Тут же все на честном слове. Пока враг не лезет — оборона, а вздумает полезть — и бойцу зацепиться не за что. Разве в снегу усидишь, если начнет садить из орудий? Так кого обманываем, себя, что ли? Кому это нужно? Придется всерьез браться за оборону, строить блиндажи, рыть окопы, минировать.
Между ротами разрывы на полкилометра и больше. Чистое поле, и все. Только зайцы наследили да лисы, а человечьего следа нет. Правда, видно всю местность хорошо, как собственную ладонь. Так что зримая связь есть, друг друга видят. С увала видна и речка, за которой укрывается враг.
Чтоб сократить расстояние, шли по снежной целине, от роты к роте, напрямик. Сидорчук сначала нет-нет да посматривал в сторону противника. Хоть и далеко, метров восемьсот, а все на виду. Вдруг придет какому фрицу блажь поупражняться в стрельбе? Потом успокоился: враг упоен победами…
Впереди показалась деревня Новинки. Так назвал ее Крутов, и Сидорчук кивнул: мол, хорошо, принято к сведению.
— Кто там у нас?
— Второй батальон, полковая батарея минометов, санрота.
К деревне близко примыкал лесок. Когда шли опушкой, Сидорчук обратил внимание на странные бугорки. Копнул один ногой, а под снегом убитый: наш, в серой шинели.
— Это еще в октябре, — пояснил Крутов. — В Новинках какая-то часть стояла, не нашей дивизии. И вдруг танки, штук двадцать. Наших врасплох застали, по улице до сих пор лошади битые прямо в упряжках валяются, рядом с передками. Тут в лесу, если поискать, еще убитые есть. Бежали кто куда, потому что не ждали нападения. Средь бела дня…
— Вот и плохо, на войне всегда надо ждать нападения, — сказал Сидорчук. — А трупы надо захоронить. Хоть и не нашей дивизии, да все равно, советские люди, свои. Ты мне напомни потом, когда вернемся.
Деревня вытянулась по увалу вдоль речки. Тем, кто здесь обороняется, легче, живут в домах, в тепле, да и на случай боя можно укрыться за постройками. Это не в поле…
Возле крайнего сарая работали бойцы, что-то копали, потому что над снегом взметывались лопаты и летели комья земли. «Окопы роют, — догадался Сидорчук. — Смотри-ка, на полный профиль гонят».
— А ну, подойдем, — сказал он Крутову.
Боец, копавший землю, увидел их, когда они стали рядом.
— Где командир? — спросил Сидорчук.
— Эвон, в сарае! — И завопил, что было духу: — Товарищ командир, к выходу!
Из сарая выскочил размашисто боец без шинели с ремнем через плечо и, увидев подполковника, вытянулся:
— Товарищ подполковник, пулеметное отделение четвертой роты занято на оборонительных работах. Докладывает боец Лихачев. Извините, что не по форме одет, работал…
— Здравствуйте, товарищ Лихачев, — протянул ему руку Сидорчук. — Кто же это вас надоумил рыть окопы?

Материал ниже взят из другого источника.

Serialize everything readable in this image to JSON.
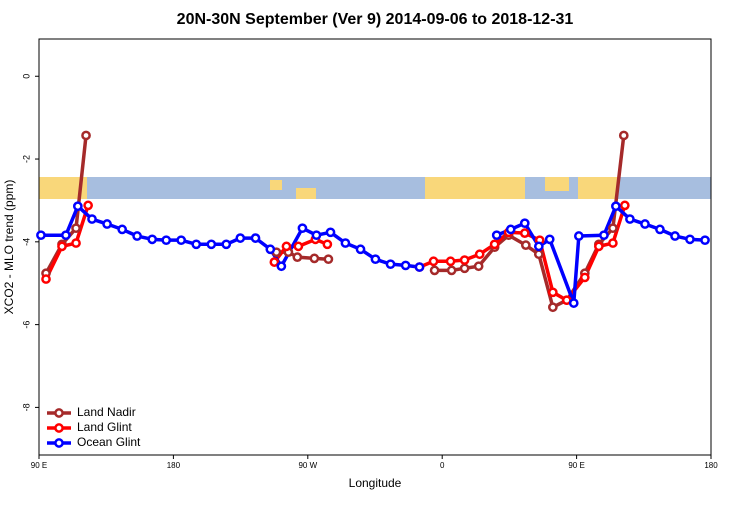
{
  "chart_data": {
    "type": "line",
    "title": "20N-30N September (Ver 9)   2014-09-06 to 2018-12-31",
    "x_label": "Longitude",
    "y_label": "XCO2 - MLO trend (ppm)",
    "xlim": [
      90,
      540
    ],
    "ylim": [
      -9.15,
      0.9
    ],
    "xticks": [
      {
        "value": 90,
        "label": "90 E"
      },
      {
        "value": 180,
        "label": "180"
      },
      {
        "value": 270,
        "label": "90 W"
      },
      {
        "value": 360,
        "label": "0"
      },
      {
        "value": 450,
        "label": "90 E"
      },
      {
        "value": 540,
        "label": "180"
      }
    ],
    "yticks": [
      0,
      -2,
      -4,
      -6,
      -8
    ],
    "legend": "bottom-left",
    "series": [
      {
        "name": "Land Nadir",
        "color": "#a52a2a",
        "x": [
          94.7,
          105.4,
          114.8,
          121.5,
          null,
          249,
          257,
          263,
          274.4,
          283.8,
          null,
          354.9,
          366.3,
          375,
          384.4,
          395.1,
          404.5,
          416,
          424.7,
          434.1,
          443.4,
          455.5,
          464.9,
          474.3,
          481.6
        ],
        "values": [
          -4.76,
          -4.06,
          -3.67,
          -1.43,
          null,
          -4.25,
          -4.25,
          -4.37,
          -4.4,
          -4.42,
          null,
          -4.69,
          -4.69,
          -4.64,
          -4.59,
          -4.13,
          -3.84,
          -4.08,
          -4.3,
          -5.58,
          -5.41,
          -4.76,
          -4.06,
          -3.67,
          -1.43
        ]
      },
      {
        "name": "Land Glint",
        "color": "#ff0000",
        "x": [
          94.7,
          105.4,
          114.8,
          122.9,
          null,
          247.6,
          255.7,
          263.7,
          275.1,
          283.1,
          null,
          344.8,
          354.2,
          365.6,
          375,
          385.1,
          395.1,
          404.5,
          415.3,
          425.3,
          434.1,
          443.4,
          455.5,
          464.9,
          474.3,
          482.3
        ],
        "values": [
          -4.9,
          -4.11,
          -4.03,
          -3.12,
          null,
          -4.49,
          -4.11,
          -4.11,
          -3.94,
          -4.06,
          null,
          -4.61,
          -4.47,
          -4.47,
          -4.44,
          -4.3,
          -4.06,
          -3.77,
          -3.79,
          -3.96,
          -5.22,
          -5.41,
          -4.86,
          -4.11,
          -4.03,
          -3.12
        ]
      },
      {
        "name": "Ocean Glint",
        "color": "#0000ff",
        "x": [
          91.3,
          108,
          116,
          125.5,
          135.6,
          145.7,
          155.7,
          165.8,
          175.2,
          185.2,
          195.3,
          205.4,
          215.4,
          224.8,
          235,
          244.9,
          252.3,
          266.4,
          275.8,
          285.2,
          295.2,
          305.3,
          315.3,
          325.4,
          335.5,
          344.8,
          null,
          396.5,
          405.9,
          415.3,
          424.7,
          432,
          448.1,
          451.5,
          468.3,
          476.3,
          485.7,
          495.8,
          505.8,
          515.9,
          525.9,
          536
        ],
        "values": [
          -3.84,
          -3.84,
          -3.14,
          -3.45,
          -3.57,
          -3.7,
          -3.86,
          -3.94,
          -3.96,
          -3.96,
          -4.06,
          -4.06,
          -4.06,
          -3.91,
          -3.91,
          -4.18,
          -4.59,
          -3.67,
          -3.84,
          -3.77,
          -4.03,
          -4.18,
          -4.42,
          -4.54,
          -4.57,
          -4.61,
          null,
          -3.84,
          -3.7,
          -3.55,
          -4.11,
          -3.94,
          -5.48,
          -3.86,
          -3.84,
          -3.14,
          -3.45,
          -3.57,
          -3.7,
          -3.86,
          -3.94,
          -3.96
        ]
      }
    ]
  }
}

— Здравия желаю! Положено, вот и делаем.
— Молодцы. Где инструмент брали?
— Тут же деревня, в любом дворе лопаты есть. Вот и собрали. Мерзлая корочка на четверть, долбанул ее раза два — и готово, а дальше хоть до центра земли рой — талый грунт.
— А другие тоже роют окопы или только вы?
— И другие роют. А я решил сделать сплошной окоп, чтоб в бою от ячейки до ячейки на пузе не ползать. Да и обороняться веселей, когда вместе. С фрицем надо воевать всерьез, иначе сам битый будешь. Мы в сарае дзот устроили в три наката…
Лихачев повел за собой подполковника. Улучив минуту, Крутов пожал ему руку.
— Кого это ты привел? — шепнул Лихачев. — Что-то лицо знакомое, а не припомню.
— Это же наш старый командир полка, Сидорчук!
Лихачев присвистнул.
Сидорчуку понравилась оборона пулеметного отделения. Надо, чтоб так было во всем полку. Хочешь остановить врага, зарывайся поглубже в землю. Пехота этим и сильна.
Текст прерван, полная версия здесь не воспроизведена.